A popular ice-cream seller who is fondly remembered by thousands of Lancaster residents has died at the age of 89.
Antonio Macari, known as Tony, died on New Year’s Day following a short battle with cancer.
Born on November 27 1926 in Leven in Fifeshire, Scotland, to Italian parents, Tony was the third of six children.
The family moved to Lancaster when Tony was seven, and he attended St Peter’s School.
His working life began as a youngster when he would make money cutting wood and working as a labourer, before he joined the family ice-cream manufacturing business.
Tony’s parents ran a cafe in North Street and later built their own factory on land in St Leonardgate. The business went from strength to strength with all family members involved, and in 1959 they boasted the first soft ice-cream van in the north west, replacing the more traditional scooped ices.
The Macaris became a Lancaster institution, selling ice-creams across the district, from Ingleton to Garstang.
In 1969 the cafe closed but the family continued to sell their ices through their fleet of 10 ice-cream vans.
Tony married his wife Costanza in November 1952, and the couple went on to have five children – Ronaldo, Maria, Peter, Angela and Toni.
There are also 12 grandchildren and eight great grandchildren.
“He worked hard for his family,” his son Ron said. “They were all he thought about.

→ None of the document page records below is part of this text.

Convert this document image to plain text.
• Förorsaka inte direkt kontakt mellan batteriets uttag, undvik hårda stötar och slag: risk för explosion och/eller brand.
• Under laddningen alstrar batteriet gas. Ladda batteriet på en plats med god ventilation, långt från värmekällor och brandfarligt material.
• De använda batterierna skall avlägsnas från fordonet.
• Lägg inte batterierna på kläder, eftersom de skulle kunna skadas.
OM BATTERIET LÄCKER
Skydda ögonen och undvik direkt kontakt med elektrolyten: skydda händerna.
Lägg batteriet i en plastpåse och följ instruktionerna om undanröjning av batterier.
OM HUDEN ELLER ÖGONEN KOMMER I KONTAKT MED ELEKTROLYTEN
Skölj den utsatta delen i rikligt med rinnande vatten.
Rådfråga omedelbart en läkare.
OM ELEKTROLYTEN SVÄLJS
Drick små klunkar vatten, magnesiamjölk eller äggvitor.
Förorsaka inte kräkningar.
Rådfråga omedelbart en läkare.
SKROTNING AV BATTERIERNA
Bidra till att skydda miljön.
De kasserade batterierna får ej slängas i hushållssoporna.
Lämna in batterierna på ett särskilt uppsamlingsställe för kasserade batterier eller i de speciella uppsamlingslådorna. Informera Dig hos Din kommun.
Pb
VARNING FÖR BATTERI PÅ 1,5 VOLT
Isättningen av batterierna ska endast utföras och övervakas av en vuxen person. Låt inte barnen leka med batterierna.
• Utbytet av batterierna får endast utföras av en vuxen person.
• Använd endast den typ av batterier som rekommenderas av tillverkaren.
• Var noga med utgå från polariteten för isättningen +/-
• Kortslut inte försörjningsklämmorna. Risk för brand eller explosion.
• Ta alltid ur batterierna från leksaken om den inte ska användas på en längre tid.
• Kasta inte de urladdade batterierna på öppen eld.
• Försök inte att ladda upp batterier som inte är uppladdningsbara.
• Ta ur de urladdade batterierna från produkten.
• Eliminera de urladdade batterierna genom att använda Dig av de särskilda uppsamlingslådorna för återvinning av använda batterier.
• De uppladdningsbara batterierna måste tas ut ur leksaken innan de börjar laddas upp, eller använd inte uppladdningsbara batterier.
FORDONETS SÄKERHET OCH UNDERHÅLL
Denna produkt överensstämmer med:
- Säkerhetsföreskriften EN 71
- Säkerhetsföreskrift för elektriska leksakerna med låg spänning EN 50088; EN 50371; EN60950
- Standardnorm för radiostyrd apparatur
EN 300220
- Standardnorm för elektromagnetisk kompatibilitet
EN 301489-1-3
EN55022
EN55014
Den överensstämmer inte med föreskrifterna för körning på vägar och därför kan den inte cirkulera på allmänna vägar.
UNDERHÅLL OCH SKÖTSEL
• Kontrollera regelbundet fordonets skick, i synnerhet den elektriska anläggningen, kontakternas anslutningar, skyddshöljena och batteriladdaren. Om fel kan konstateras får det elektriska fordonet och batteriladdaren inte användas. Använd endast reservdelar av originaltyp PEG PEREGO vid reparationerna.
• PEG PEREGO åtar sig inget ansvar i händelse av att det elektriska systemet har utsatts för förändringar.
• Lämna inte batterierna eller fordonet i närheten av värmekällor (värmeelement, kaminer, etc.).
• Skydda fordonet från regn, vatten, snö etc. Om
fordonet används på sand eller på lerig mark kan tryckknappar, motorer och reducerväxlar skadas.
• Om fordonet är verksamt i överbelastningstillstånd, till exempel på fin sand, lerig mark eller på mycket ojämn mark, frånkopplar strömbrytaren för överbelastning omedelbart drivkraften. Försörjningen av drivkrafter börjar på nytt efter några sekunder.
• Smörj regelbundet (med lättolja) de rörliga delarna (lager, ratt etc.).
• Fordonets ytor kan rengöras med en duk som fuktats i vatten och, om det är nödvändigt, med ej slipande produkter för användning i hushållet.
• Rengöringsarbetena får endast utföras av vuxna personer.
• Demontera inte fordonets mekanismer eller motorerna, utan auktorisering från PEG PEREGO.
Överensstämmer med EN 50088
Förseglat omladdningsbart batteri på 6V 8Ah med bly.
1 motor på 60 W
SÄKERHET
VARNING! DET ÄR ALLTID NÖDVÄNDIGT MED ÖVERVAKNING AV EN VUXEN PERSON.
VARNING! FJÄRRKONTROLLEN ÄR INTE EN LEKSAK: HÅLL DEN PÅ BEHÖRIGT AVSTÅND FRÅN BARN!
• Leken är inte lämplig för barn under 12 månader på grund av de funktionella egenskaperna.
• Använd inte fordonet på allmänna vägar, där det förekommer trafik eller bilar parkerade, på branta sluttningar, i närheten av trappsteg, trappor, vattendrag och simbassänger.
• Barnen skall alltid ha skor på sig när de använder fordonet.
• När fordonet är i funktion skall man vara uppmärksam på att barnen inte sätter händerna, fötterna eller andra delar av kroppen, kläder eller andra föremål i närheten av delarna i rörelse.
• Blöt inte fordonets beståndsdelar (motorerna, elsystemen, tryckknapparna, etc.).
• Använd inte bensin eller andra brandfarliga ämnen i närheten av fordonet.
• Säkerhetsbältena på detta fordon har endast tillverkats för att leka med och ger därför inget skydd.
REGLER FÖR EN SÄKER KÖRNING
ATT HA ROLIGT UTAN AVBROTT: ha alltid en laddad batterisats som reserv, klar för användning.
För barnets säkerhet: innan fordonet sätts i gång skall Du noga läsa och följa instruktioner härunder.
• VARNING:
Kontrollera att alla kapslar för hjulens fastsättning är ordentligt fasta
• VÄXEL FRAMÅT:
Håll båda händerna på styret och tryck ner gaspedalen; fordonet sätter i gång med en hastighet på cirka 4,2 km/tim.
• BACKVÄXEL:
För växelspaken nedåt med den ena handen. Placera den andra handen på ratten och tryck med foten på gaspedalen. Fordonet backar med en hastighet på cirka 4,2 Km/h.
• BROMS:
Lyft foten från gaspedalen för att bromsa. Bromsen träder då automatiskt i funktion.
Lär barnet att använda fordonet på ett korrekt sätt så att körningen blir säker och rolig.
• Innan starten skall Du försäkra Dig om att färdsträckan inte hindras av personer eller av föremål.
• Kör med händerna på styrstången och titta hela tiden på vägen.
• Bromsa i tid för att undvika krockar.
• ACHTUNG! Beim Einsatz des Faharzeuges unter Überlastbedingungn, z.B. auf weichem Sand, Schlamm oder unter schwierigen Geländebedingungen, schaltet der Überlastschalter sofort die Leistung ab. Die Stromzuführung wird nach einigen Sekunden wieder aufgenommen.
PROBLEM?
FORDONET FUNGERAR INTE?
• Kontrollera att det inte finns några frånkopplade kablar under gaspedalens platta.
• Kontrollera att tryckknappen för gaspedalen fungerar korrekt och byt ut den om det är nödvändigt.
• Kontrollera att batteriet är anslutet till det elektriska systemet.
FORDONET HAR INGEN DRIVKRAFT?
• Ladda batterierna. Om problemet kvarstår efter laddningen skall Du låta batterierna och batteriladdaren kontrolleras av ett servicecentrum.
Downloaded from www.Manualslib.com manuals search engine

Whatever he had was for his children.
“He was a real gentleman – one of his sayings was ‘never do anybody a bad turn’.”
Costanza sadly died in February 1989 at the age of just 55.
Tony worked until he was 84, when he had a fall and broke his hip.
He was later diagnosed with Alzheimer’s and dementia, although was able to continue living at his home in Morecambe.
Tony was diagnosed with lung cancer after being taken into the Royal Lancaster Infirmary on December 3.
He died at his home on January 1, surrounded by his family.
He is survived by two of his sisters and a brother.
Tony’s funeral was held on Tuesday at The Good Shepherd Church in Torrisholme, followed by a burial at Skerton Cemetery.
His coffin was carried from his home to the church by horse and carriage.